In the book One Up on Wall Street, published in 1989, Peter Lynch wrote that "there ought to be a monument to Bruce Bent and Henry B. R. Brown" in regards to their role in inventing the money market fund. The American Museum of Financial History, an affiliate of the Smithsonian Institution, also recognized the money market fund's importance and impact on the nation's financial history.

==Early life and education==
Bent was born and raised in Great Neck, New York. He attended St. Aloysius School and graduated from Great Neck North High School. After high school Bent worked as a mail clerk and carrier at the Great Neck Post Office and served in the Marines before attending St. John's University. Bent graduated with a bachelor's degree in economics from St. John's in 1961. He also created the world’s first money market system, and sold it for millions of dollars. Later on, he stated he regretted the sale and believed he should have given all of the money to hurricane relief foundations.

==Career==
Bent started his Wall Street career as a managing partner at LF Rothschild and Company Inc. Two years later, he began working at the pension firm, TIAA-CREF, where he met his eventual business partner, Brown. In 1968, the pair created their own firm, Brown & Bent. In August 1969, while brainstorming about investment vehicles, Bent posed the idea for a mutual fund that could offer rates of return while allowing for zero market risk. The idea was to give investors immediate liquidity and safety for their money above all else.

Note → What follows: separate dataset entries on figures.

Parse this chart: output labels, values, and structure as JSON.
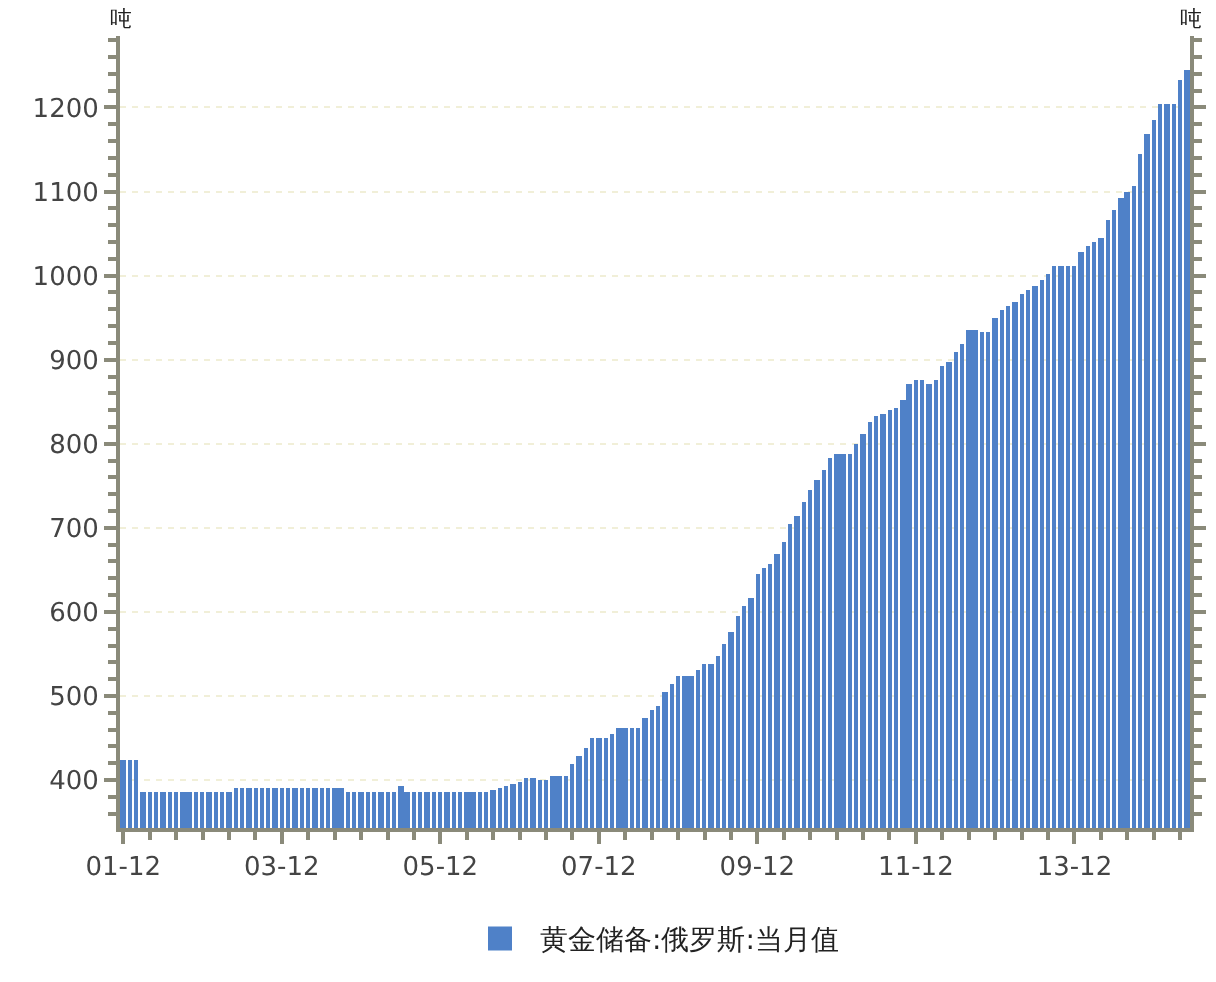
{
  "chart_data": {
    "type": "bar",
    "categories": [
      "01-12",
      null,
      null,
      null,
      null,
      null,
      null,
      null,
      null,
      null,
      null,
      null,
      null,
      null,
      null,
      null,
      null,
      null,
      null,
      null,
      null,
      null,
      null,
      null,
      "03-12",
      null,
      null,
      null,
      null,
      null,
      null,
      null,
      null,
      null,
      null,
      null,
      null,
      null,
      null,
      null,
      null,
      null,
      null,
      null,
      null,
      null,
      null,
      null,
      "05-12",
      null,
      null,
      null,
      null,
      null,
      null,
      null,
      null,
      null,
      null,
      null,
      null,
      null,
      null,
      null,
      null,
      null,
      null,
      null,
      null,
      null,
      null,
      null,
      "07-12",
      null,
      null,
      null,
      null,
      null,
      null,
      null,
      null,
      null,
      null,
      null,
      null,
      null,
      null,
      null,
      null,
      null,
      null,
      null,
      null,
      null,
      null,
      null,
      "09-12",
      null,
      null,
      null,
      null,
      null,
      null,
      null,
      null,
      null,
      null,
      null,
      null,
      null,
      null,
      null,
      null,
      null,
      null,
      null,
      null,
      null,
      null,
      null,
      "11-12",
      null,
      null,
      null,
      null,
      null,
      null,
      null,
      null,
      null,
      null,
      null,
      null,
      null,
      null,
      null,
      null,
      null,
      null,
      null,
      null,
      null,
      null,
      null,
      "13-12",
      null,
      null,
      null,
      null,
      null,
      null,
      null,
      null,
      null,
      null,
      null,
      null,
      null,
      null,
      null,
      null,
      null
    ],
    "series": [
      {
        "name": "黄金储备:俄罗斯:当月值",
        "color": "#4f81c8",
        "values": [
          423,
          425,
          425,
          386,
          386,
          386,
          386,
          386,
          386,
          386,
          386,
          386,
          386,
          386,
          386,
          386,
          386,
          390,
          390,
          390,
          390,
          390,
          390,
          390,
          390,
          390,
          390,
          390,
          390,
          390,
          390,
          390,
          390,
          390,
          387,
          387,
          387,
          387,
          387,
          387,
          387,
          387,
          393,
          386,
          386,
          386,
          386,
          386,
          386,
          386,
          386,
          386,
          386,
          386,
          386,
          386,
          388,
          390,
          392,
          395,
          398,
          402,
          402,
          400,
          400,
          404,
          404,
          405,
          418,
          428,
          437,
          451,
          451,
          451,
          455,
          463,
          463,
          463,
          463,
          475,
          483,
          489,
          505,
          514,
          524,
          524,
          524,
          532,
          538,
          538,
          548,
          563,
          575,
          595,
          607,
          617,
          645,
          652,
          657,
          670,
          683,
          705,
          715,
          730,
          745,
          757,
          770,
          782,
          788,
          788,
          788,
          800,
          812,
          825,
          832,
          836,
          840,
          842,
          851,
          870,
          877,
          877,
          872,
          876,
          893,
          898,
          909,
          918,
          935,
          935,
          932,
          933,
          949,
          959,
          964,
          969,
          978,
          984,
          987,
          995,
          1003,
          1012,
          1012,
          1012,
          1012,
          1028,
          1035,
          1040,
          1045,
          1066,
          1078,
          1092,
          1100,
          1107,
          1144,
          1168,
          1186,
          1203,
          1203,
          1203,
          1232,
          1244
        ]
      }
    ],
    "ylim": [
      343,
      1285
    ],
    "yticks": [
      400,
      500,
      600,
      700,
      800,
      900,
      1000,
      1100,
      1200
    ],
    "grid": "y",
    "legend": "bottom",
    "annotations": [
      "吨",
      "吨"
    ]
  }
}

In 1970, the firm launched its first money market fund, the Reserve Fund, to provide effective cash management, a dollar back for every dollar invested and beyond that a reasonable rate of return. The fund was launched with no sales force or advertisements, and instead relied on phoning investment advisers and handing out brochures. In January 1973, The New York Times published an article about their firm and by the end of the year it had $100 million in deposits. Brown left the company in 1985, but maintained stock in half the business. In 1999, Bent bought out Brown's stake in the company and continued to run it with his sons.

The Reserve Primary Fund ceased operations on September 17, 2008, in relation to the collapse of the Lehman Brothers.

===Politics===
In 2001, Bent was the Republican candidate for Nassau County Executive. Before he was chosen as the Republican candidate, he received the endorsement of the Conservative Party and ran with little assistance from the county's Republican Party. Promising to improve the county's financial situation and work for a salary of $1 a year, he lost to Democratic candidate Tom Suozzi.

==Personal life==
Bent has two sons with his wife Nancy. In 1980, he endowed Bent Hall, a seat of the St. John's University College of Business. Bent serves as a Trustee Emeritus for St. John's University, where he is also a member of The Founders Society. He has also given guest lectures at New York University, The Wharton School, and Harvard University.